Ma, come scrive il Financial Times, “l’economia della zona euro si è dimostrata più resiliente del previsto, aiutata dal clima più mite e dal sostegno dei governi per aiutare le famiglie le imprese a far fronte all’aumento delle bollette energetiche”. Insomma, è andata meglio del previsto e nelle tasche dei consumatori sono rimasti più soldi per alimentare la domanda. E anche per alimentare l’inflazione. Che è sì scesa, dal 9,2 all’8,5%, ma che sottoposta un’attenta analisi disaggregata mostra caratteristiche preoccupanti. Perché l’inflazione di fondo dell’Eurozona, quella definita “core”, calcolata al netto di prodotti alimentari ed energia, è rimasta ancorata al 5,2%. Un brutto segnale, che tradotto in termini pratici significa che il rallentamento nell’impennata dei prezzi potrebbe essere solo temporaneo.
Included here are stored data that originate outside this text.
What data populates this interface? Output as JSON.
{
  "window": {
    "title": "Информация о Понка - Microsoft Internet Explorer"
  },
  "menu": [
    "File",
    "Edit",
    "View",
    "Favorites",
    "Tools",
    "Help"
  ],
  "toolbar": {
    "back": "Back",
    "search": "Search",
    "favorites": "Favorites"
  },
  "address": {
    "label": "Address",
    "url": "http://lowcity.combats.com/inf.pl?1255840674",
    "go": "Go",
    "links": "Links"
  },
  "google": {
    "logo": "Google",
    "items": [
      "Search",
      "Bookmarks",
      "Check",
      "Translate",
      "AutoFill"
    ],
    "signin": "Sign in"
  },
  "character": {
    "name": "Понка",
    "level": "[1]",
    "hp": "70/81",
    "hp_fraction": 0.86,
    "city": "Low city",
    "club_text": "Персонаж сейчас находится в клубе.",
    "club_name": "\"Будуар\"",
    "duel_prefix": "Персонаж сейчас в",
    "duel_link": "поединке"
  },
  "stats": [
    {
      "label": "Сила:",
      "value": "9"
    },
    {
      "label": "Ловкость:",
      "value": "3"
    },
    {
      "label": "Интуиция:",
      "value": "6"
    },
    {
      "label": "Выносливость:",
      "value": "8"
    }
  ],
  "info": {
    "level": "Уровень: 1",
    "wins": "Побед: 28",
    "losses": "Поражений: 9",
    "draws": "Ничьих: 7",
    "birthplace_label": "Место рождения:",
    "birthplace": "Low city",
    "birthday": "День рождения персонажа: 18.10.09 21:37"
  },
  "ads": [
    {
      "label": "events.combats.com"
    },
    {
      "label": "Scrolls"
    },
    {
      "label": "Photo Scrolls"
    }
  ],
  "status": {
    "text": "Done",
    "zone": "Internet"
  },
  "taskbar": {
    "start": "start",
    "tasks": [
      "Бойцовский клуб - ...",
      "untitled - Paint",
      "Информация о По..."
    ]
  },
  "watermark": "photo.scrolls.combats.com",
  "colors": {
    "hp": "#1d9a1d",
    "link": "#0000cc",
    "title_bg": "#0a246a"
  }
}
Questo è il motivo per cui soprattutto i rappresentanti tedeschi della Bundesbank hanno avuto gioco facile, dentro il ‘board’ della BCE, a imporre il loro punto di vista. Cioè, un rialzo di almeno 50 punti base che ne annuncia un altro di uguale entità nel mese di marzo. In questo modo, si cercherà di chiudere il differenziale nei tassi di interesse con le altre banche centrali, a partire dalla FED e a difendere il cambio dell’euro con il dollaro.
Inoltre, e questa è una notizia che interessa purtroppo anche l’Italia, molto presto la BCE acquisterà meno obbligazioni con i proventi derivanti dai titoli in scadenza che possiede. La notizia era attesa, ma l’euro ha perso lo stesso lo 0,15% nei confronti del dollaro. Collateralmente, il rendimento del Bund tedesco a 10 anni è sceso al 2,16%, mentre l’analogo BoT italiano è calato dello 0,23%, fissandosi al 4,05%.
Tutto questo a dimostrazione che l’economia finanziaria è fatta non solo di numeri, ma spesso di dichiarazioni che alimentano le aspettative. Che a loro volta influenzano altri numeri, in una sorta di mantra perpetuo, dove la logica scompare e le crisi diventano inspiegabili.